Lucas 21, 34-36
Las palabras del evangelio de Lucas evocan ese estado de expectación similar al que mantienen los animales en situación de caza, es decir, de conservación de la vida: suficiente tensión para no ser sorprendidos sino para sorprender y la necesaria calma para no desfallecer en la espera. Vivimos sujetos a las coordenadas del tiempo y del espacio, no somos dueños, sino deudores de la vida. No sabemos, porque no es necesario ni importante, la hora del desenlace. El desenlace será la desembocadura natural de cada paso transitado.

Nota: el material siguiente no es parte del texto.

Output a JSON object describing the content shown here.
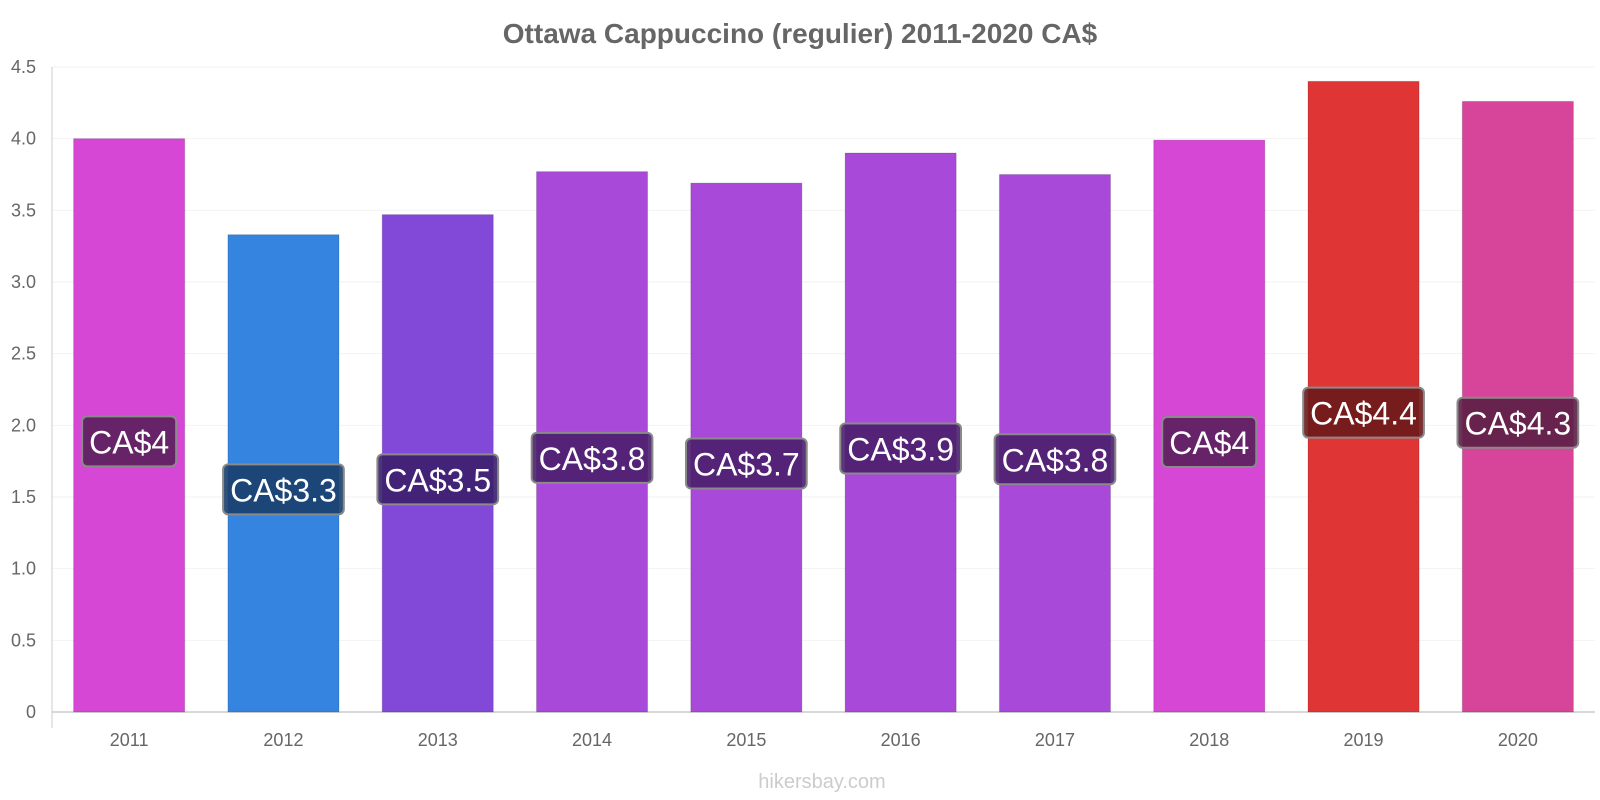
{
  "chart_data": {
    "type": "bar",
    "title": "Ottawa Cappuccino (regulier) 2011-2020 CA$",
    "xlabel": "",
    "ylabel": "",
    "categories": [
      "2011",
      "2012",
      "2013",
      "2014",
      "2015",
      "2016",
      "2017",
      "2018",
      "2019",
      "2020"
    ],
    "values": [
      4.0,
      3.33,
      3.47,
      3.77,
      3.69,
      3.9,
      3.75,
      3.99,
      4.4,
      4.26
    ],
    "value_labels": [
      "CA$4",
      "CA$3.3",
      "CA$3.5",
      "CA$3.8",
      "CA$3.7",
      "CA$3.9",
      "CA$3.8",
      "CA$4",
      "CA$4.4",
      "CA$4.3"
    ],
    "bar_colors": [
      "#d547d4",
      "#3584e0",
      "#8249d9",
      "#a849d9",
      "#a849d9",
      "#a849d9",
      "#a849d9",
      "#d547d4",
      "#e03535",
      "#d64599"
    ],
    "label_bg_colors": [
      "#5b1f5b",
      "#1a3f6b",
      "#3b1f6b",
      "#4a1f6b",
      "#4a1f6b",
      "#4a1f6b",
      "#4a1f6b",
      "#5b1f5b",
      "#6b1a1a",
      "#5b1f45"
    ],
    "ylim": [
      0,
      4.5
    ],
    "yticks": [
      "0",
      "0.5",
      "1.0",
      "1.5",
      "2.0",
      "2.5",
      "3.0",
      "3.5",
      "4.0",
      "4.5"
    ],
    "grid": true,
    "legend": "none"
  },
  "watermark": "hikersbay.com"
}
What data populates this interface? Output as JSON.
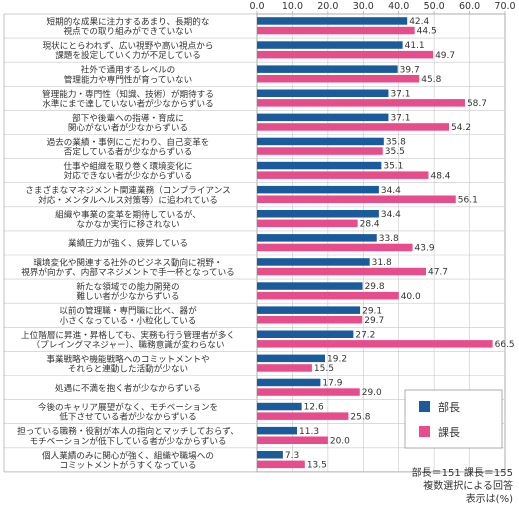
{
  "chart_data": {
    "type": "bar",
    "orientation": "horizontal",
    "xlim": [
      0,
      70
    ],
    "x_ticks": [
      "0.0",
      "10.0",
      "20.0",
      "30.0",
      "40.0",
      "50.0",
      "60.0",
      "70.0"
    ],
    "categories": [
      [
        "短期的な成果に注力するあまり、長期的な",
        "視点での取り組みができていない"
      ],
      [
        "現状にとらわれず、広い視野や高い視点から",
        "課題を設定していく力が不足している"
      ],
      [
        "社外で通用するレベルの",
        "管理能力や専門性が育っていない"
      ],
      [
        "管理能力・専門性（知識、技術）が期待する",
        "水準にまで達していない者が少なからずいる"
      ],
      [
        "部下や後輩への指導・育成に",
        "関心がない者が少なからずいる"
      ],
      [
        "過去の業績・事例にこだわり、自己変革を",
        "否定している者が少なからずいる"
      ],
      [
        "仕事や組織を取り巻く環境変化に",
        "対応できない者が少なからずいる"
      ],
      [
        "さまざまなマネジメント関連業務（コンプライアンス",
        "対応・メンタルヘルス対策等）に追われている"
      ],
      [
        "組織や事業の変革を期待しているが、",
        "なかなか実行に移されない"
      ],
      [
        "業績圧力が強く、疲弊している"
      ],
      [
        "環境変化や関連する社外のビジネス動向に視野・",
        "視界が向かず、内部マネジメントで手一杯となっている"
      ],
      [
        "新たな領域での能力開発の",
        "難しい者が少なからずいる"
      ],
      [
        "以前の管理職・専門職に比べ、器が",
        "小さくなっている・小粒化している"
      ],
      [
        "上位階層に昇進・昇格しても、実務も行う管理者が多く",
        "（プレイングマネジャー）、職務意識が変わらない"
      ],
      [
        "事業戦略や機能戦略へのコミットメントや",
        "それらと連動した活動が少ない"
      ],
      [
        "処遇に不満を抱く者が少なからずいる"
      ],
      [
        "今後のキャリア展望がなく、モチベーションを",
        "低下させている者が少なからずいる"
      ],
      [
        "担っている職務・役割が本人の指向とマッチしておらず、",
        "モチベーションが低下している者が少なからずいる"
      ],
      [
        "個人業績のみに関心が強く、組織や職場への",
        "コミットメントがうすくなっている"
      ]
    ],
    "series": [
      {
        "name": "部長",
        "color": "#1a5b9b",
        "values": [
          42.4,
          41.1,
          39.7,
          37.1,
          37.1,
          35.8,
          35.1,
          34.4,
          34.4,
          33.8,
          31.8,
          29.8,
          29.1,
          27.2,
          19.2,
          17.9,
          12.6,
          11.3,
          7.3
        ]
      },
      {
        "name": "課長",
        "color": "#e64d8a",
        "values": [
          44.5,
          49.7,
          45.8,
          58.7,
          54.2,
          35.5,
          48.4,
          56.1,
          28.4,
          43.9,
          47.7,
          40.0,
          29.7,
          66.5,
          15.5,
          29.0,
          25.8,
          20.0,
          13.5
        ]
      }
    ],
    "legend_position": "bottom-right"
  },
  "notes": {
    "respondents": "部長＝151 課長＝155",
    "method": "複数選択による回答",
    "unit": "表示は(%)"
  }
}
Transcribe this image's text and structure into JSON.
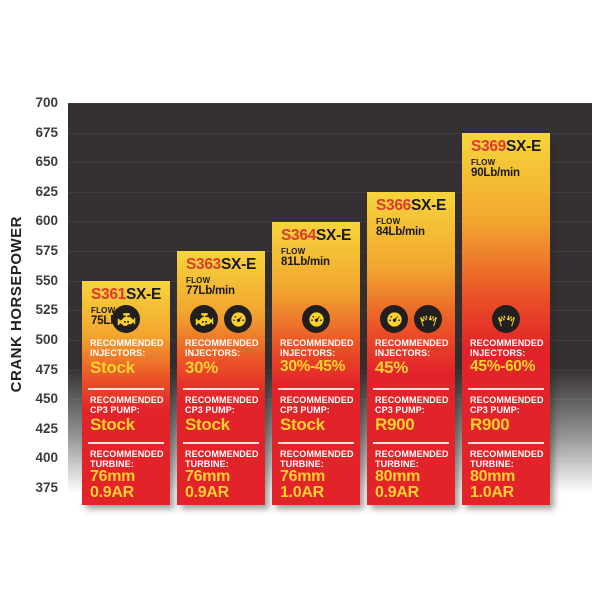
{
  "page": {
    "background": "#ffffff"
  },
  "chart_data": {
    "type": "bar",
    "title": "",
    "xlabel": "",
    "ylabel": "CRANK HORSEPOWER",
    "ylim": [
      375,
      700
    ],
    "yticks": [
      700,
      675,
      650,
      625,
      600,
      575,
      550,
      525,
      500,
      475,
      450,
      425,
      400,
      375
    ],
    "grid": true,
    "legend_position": "none",
    "categories": [
      "S361SX-E",
      "S363SX-E",
      "S364SX-E",
      "S366SX-E",
      "S369SX-E"
    ],
    "values": [
      550,
      575,
      600,
      625,
      675
    ],
    "series_name": "Crank Horsepower"
  },
  "colors": {
    "plot_background": "#353132",
    "gridline": "rgba(255,255,255,0.065)",
    "bar_gradient_top": "#f6d53b",
    "bar_gradient_mid": "#ea5127",
    "bar_gradient_bottom": "#e2232a",
    "model_prefix_red": "#e0392f",
    "model_suffix_black": "#191919",
    "value_yellow": "#ffd22e",
    "label_white": "#ffffff",
    "axis_text": "#3f3b3c",
    "icon_badge": "#211f1f"
  },
  "bars": [
    {
      "model_prefix": "S361",
      "model_suffix": "SX-E",
      "flow_label": "FLOW",
      "flow_value": "75Lb/min",
      "horsepower": 550,
      "icons": [
        "engine-icon"
      ],
      "sections": [
        {
          "label": "RECOMMENDED INJECTORS:",
          "value": "Stock"
        },
        {
          "label": "RECOMMENDED CP3 PUMP:",
          "value": "Stock"
        },
        {
          "label": "RECOMMENDED TURBINE:",
          "value": "76mm",
          "value2": "0.9AR"
        }
      ]
    },
    {
      "model_prefix": "S363",
      "model_suffix": "SX-E",
      "flow_label": "FLOW",
      "flow_value": "77Lb/min",
      "horsepower": 575,
      "icons": [
        "engine-icon",
        "gauge-icon"
      ],
      "sections": [
        {
          "label": "RECOMMENDED INJECTORS:",
          "value": "30%"
        },
        {
          "label": "RECOMMENDED CP3 PUMP:",
          "value": "Stock"
        },
        {
          "label": "RECOMMENDED TURBINE:",
          "value": "76mm",
          "value2": "0.9AR"
        }
      ]
    },
    {
      "model_prefix": "S364",
      "model_suffix": "SX-E",
      "flow_label": "FLOW",
      "flow_value": "81Lb/min",
      "horsepower": 600,
      "icons": [
        "gauge-icon"
      ],
      "sections": [
        {
          "label": "RECOMMENDED INJECTORS:",
          "value": "30%-45%"
        },
        {
          "label": "RECOMMENDED CP3 PUMP:",
          "value": "Stock"
        },
        {
          "label": "RECOMMENDED TURBINE:",
          "value": "76mm",
          "value2": "1.0AR"
        }
      ]
    },
    {
      "model_prefix": "S366",
      "model_suffix": "SX-E",
      "flow_label": "FLOW",
      "flow_value": "84Lb/min",
      "horsepower": 625,
      "icons": [
        "gauge-icon",
        "racing-flags-icon"
      ],
      "sections": [
        {
          "label": "RECOMMENDED INJECTORS:",
          "value": "45%"
        },
        {
          "label": "RECOMMENDED CP3 PUMP:",
          "value": "R900"
        },
        {
          "label": "RECOMMENDED TURBINE:",
          "value": "80mm",
          "value2": "0.9AR"
        }
      ]
    },
    {
      "model_prefix": "S369",
      "model_suffix": "SX-E",
      "flow_label": "FLOW",
      "flow_value": "90Lb/min",
      "horsepower": 675,
      "icons": [
        "racing-flags-icon"
      ],
      "sections": [
        {
          "label": "RECOMMENDED INJECTORS:",
          "value": "45%-60%"
        },
        {
          "label": "RECOMMENDED CP3 PUMP:",
          "value": "R900"
        },
        {
          "label": "RECOMMENDED TURBINE:",
          "value": "80mm",
          "value2": "1.0AR"
        }
      ]
    }
  ]
}
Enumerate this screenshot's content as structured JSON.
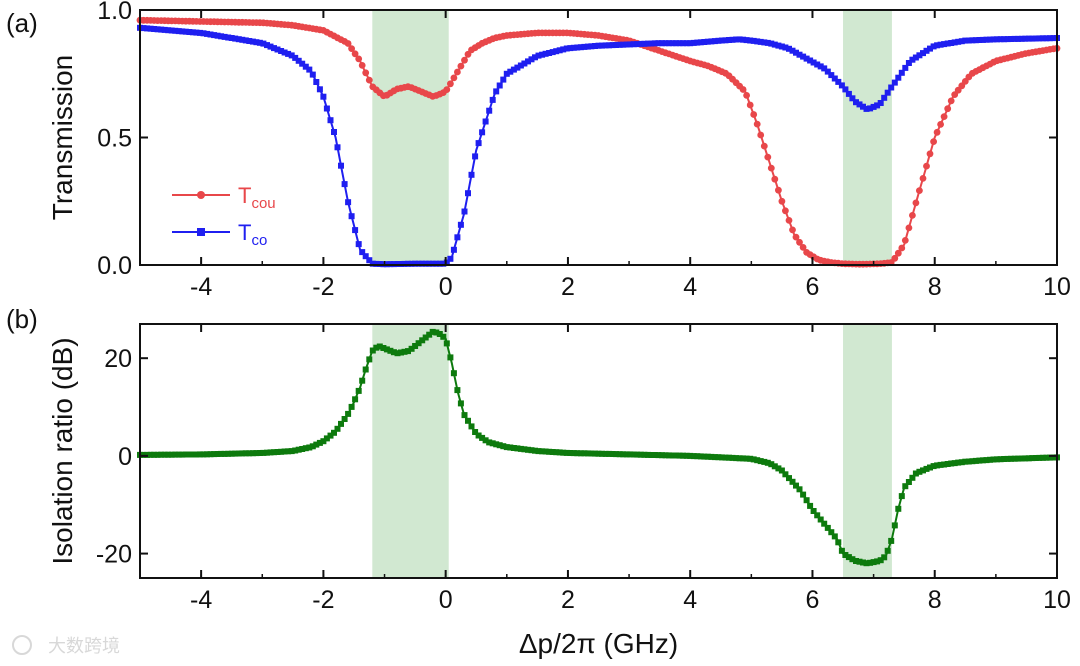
{
  "chart_data": [
    {
      "type": "line",
      "panel_label": "(a)",
      "xlabel": "",
      "ylabel": "Transmission",
      "xlim": [
        -5,
        10
      ],
      "ylim": [
        0.0,
        1.0
      ],
      "xticks": [
        -4,
        -2,
        0,
        2,
        4,
        6,
        8,
        10
      ],
      "xtick_labels": [
        "-4",
        "-2",
        "0",
        "2",
        "4",
        "6",
        "8",
        "10"
      ],
      "yticks": [
        0.0,
        0.5,
        1.0
      ],
      "ytick_labels": [
        "0.0",
        "0.5",
        "1.0"
      ],
      "shaded_regions": [
        [
          -1.2,
          0.05
        ],
        [
          6.5,
          7.3
        ]
      ],
      "legend_position": "center-left",
      "series": [
        {
          "name": "T_cou",
          "label_main": "T",
          "label_sub": "cou",
          "color": "#e8474a",
          "marker": "circle",
          "x": [
            -5,
            -4,
            -3,
            -2.5,
            -2,
            -1.6,
            -1.4,
            -1.2,
            -1.0,
            -0.8,
            -0.6,
            -0.4,
            -0.2,
            0.0,
            0.2,
            0.4,
            0.6,
            0.8,
            1.0,
            1.5,
            2.0,
            2.5,
            3.0,
            3.5,
            4.0,
            4.3,
            4.6,
            4.9,
            5.1,
            5.3,
            5.5,
            5.7,
            5.9,
            6.1,
            6.3,
            6.5,
            6.8,
            7.1,
            7.3,
            7.5,
            7.7,
            8.0,
            8.3,
            8.6,
            9.0,
            9.5,
            10.0
          ],
          "y": [
            0.96,
            0.955,
            0.95,
            0.94,
            0.92,
            0.87,
            0.8,
            0.7,
            0.66,
            0.69,
            0.7,
            0.68,
            0.66,
            0.68,
            0.76,
            0.84,
            0.87,
            0.89,
            0.9,
            0.91,
            0.91,
            0.9,
            0.88,
            0.84,
            0.8,
            0.78,
            0.75,
            0.68,
            0.55,
            0.4,
            0.25,
            0.12,
            0.05,
            0.02,
            0.01,
            0.005,
            0.003,
            0.005,
            0.01,
            0.08,
            0.25,
            0.5,
            0.66,
            0.75,
            0.8,
            0.83,
            0.85
          ]
        },
        {
          "name": "T_co",
          "label_main": "T",
          "label_sub": "co",
          "color": "#1f1ff0",
          "marker": "square",
          "x": [
            -5,
            -4,
            -3,
            -2.5,
            -2.2,
            -2.0,
            -1.8,
            -1.6,
            -1.4,
            -1.2,
            -1.0,
            -0.5,
            0.0,
            0.1,
            0.3,
            0.5,
            0.8,
            1.0,
            1.5,
            2.0,
            2.5,
            3.0,
            3.5,
            4.0,
            4.5,
            4.8,
            5.0,
            5.3,
            5.6,
            5.9,
            6.2,
            6.5,
            6.7,
            6.9,
            7.1,
            7.3,
            7.6,
            8.0,
            8.5,
            9.0,
            10.0
          ],
          "y": [
            0.93,
            0.91,
            0.87,
            0.82,
            0.76,
            0.66,
            0.5,
            0.25,
            0.06,
            0.005,
            0.003,
            0.005,
            0.005,
            0.03,
            0.2,
            0.45,
            0.67,
            0.75,
            0.82,
            0.85,
            0.86,
            0.865,
            0.87,
            0.87,
            0.88,
            0.885,
            0.88,
            0.87,
            0.85,
            0.81,
            0.77,
            0.7,
            0.64,
            0.61,
            0.63,
            0.7,
            0.8,
            0.86,
            0.88,
            0.885,
            0.89
          ]
        }
      ]
    },
    {
      "type": "line",
      "panel_label": "(b)",
      "xlabel": "Δp/2π (GHz)",
      "ylabel": "Isolation ratio (dB)",
      "xlim": [
        -5,
        10
      ],
      "ylim": [
        -25,
        27
      ],
      "xticks": [
        -4,
        -2,
        0,
        2,
        4,
        6,
        8,
        10
      ],
      "xtick_labels": [
        "-4",
        "-2",
        "0",
        "2",
        "4",
        "6",
        "8",
        "10"
      ],
      "yticks": [
        -20,
        0,
        20
      ],
      "ytick_labels": [
        "-20",
        "0",
        "20"
      ],
      "shaded_regions": [
        [
          -1.2,
          0.05
        ],
        [
          6.5,
          7.3
        ]
      ],
      "series": [
        {
          "name": "Isolation ratio",
          "color": "#0d7a0d",
          "marker": "square",
          "x": [
            -5,
            -4,
            -3,
            -2.5,
            -2.2,
            -2.0,
            -1.8,
            -1.6,
            -1.5,
            -1.4,
            -1.3,
            -1.2,
            -1.1,
            -1.0,
            -0.9,
            -0.8,
            -0.6,
            -0.4,
            -0.3,
            -0.2,
            -0.1,
            0.0,
            0.1,
            0.2,
            0.3,
            0.5,
            0.7,
            1.0,
            1.5,
            2.0,
            3.0,
            4.0,
            5.0,
            5.3,
            5.5,
            5.8,
            6.0,
            6.2,
            6.4,
            6.5,
            6.7,
            6.9,
            7.1,
            7.2,
            7.3,
            7.4,
            7.5,
            7.7,
            8.0,
            8.5,
            9.0,
            10.0
          ],
          "y": [
            0.2,
            0.3,
            0.6,
            1.0,
            1.8,
            3.0,
            5.0,
            8.5,
            11.0,
            14.0,
            18.0,
            21.5,
            22.5,
            22.0,
            21.5,
            21.0,
            21.5,
            23.5,
            24.5,
            25.5,
            25.0,
            24.0,
            19.0,
            13.0,
            8.5,
            4.5,
            2.8,
            1.8,
            1.0,
            0.6,
            0.3,
            0.0,
            -0.6,
            -1.5,
            -3.0,
            -7.0,
            -11.0,
            -14.0,
            -17.0,
            -20.0,
            -21.5,
            -22.0,
            -21.5,
            -20.5,
            -17.0,
            -11.0,
            -6.5,
            -3.5,
            -2.0,
            -1.2,
            -0.7,
            -0.3
          ]
        }
      ]
    }
  ],
  "watermark": "大数跨境",
  "colors": {
    "shade": "#c9e4c9",
    "axis": "#111111"
  }
}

Lo que sí resulta del todo imprescindible es vivir conscientes del origen y del horizonte. Para la lucidez y la consciencia no hay otro camino más que el de la interioridad cultivada día a día. No es casual que el epígrafe de estos versículos lo constituyan las palabras: vigilancia y oración. La vigilancia como atención sostenida, como sensata prevención; oración como silencio arrodillado, como ego que se desplaza del centro.
La apocalíptica de Jesús es una advertencia de vida, una llamada a no rebajar la dignidad que sella la existencia humana, una brújula que sostiene la dirección válida en medio del cansancio, la dispersión y el desaliento.
Estos versículos de Lucas, preceden la decisión por parte de los judíos para matar a Jesús, son umbral de su entrega. Hoy, para nosotros, son la antesala de un Adviento a estrenar. Adviento que se abre como una puerta entre lo antiguo y lo nuevo, como oportunidad para recuperar un ritmo más saludable, favorable al bien de los hermanos, atento en la escucha que nos conecta con nosotros mismos y nos permite saber quiénes somos, qué debemos ser y cómo podemos llegar a serlo. No cabe tarea más urgente.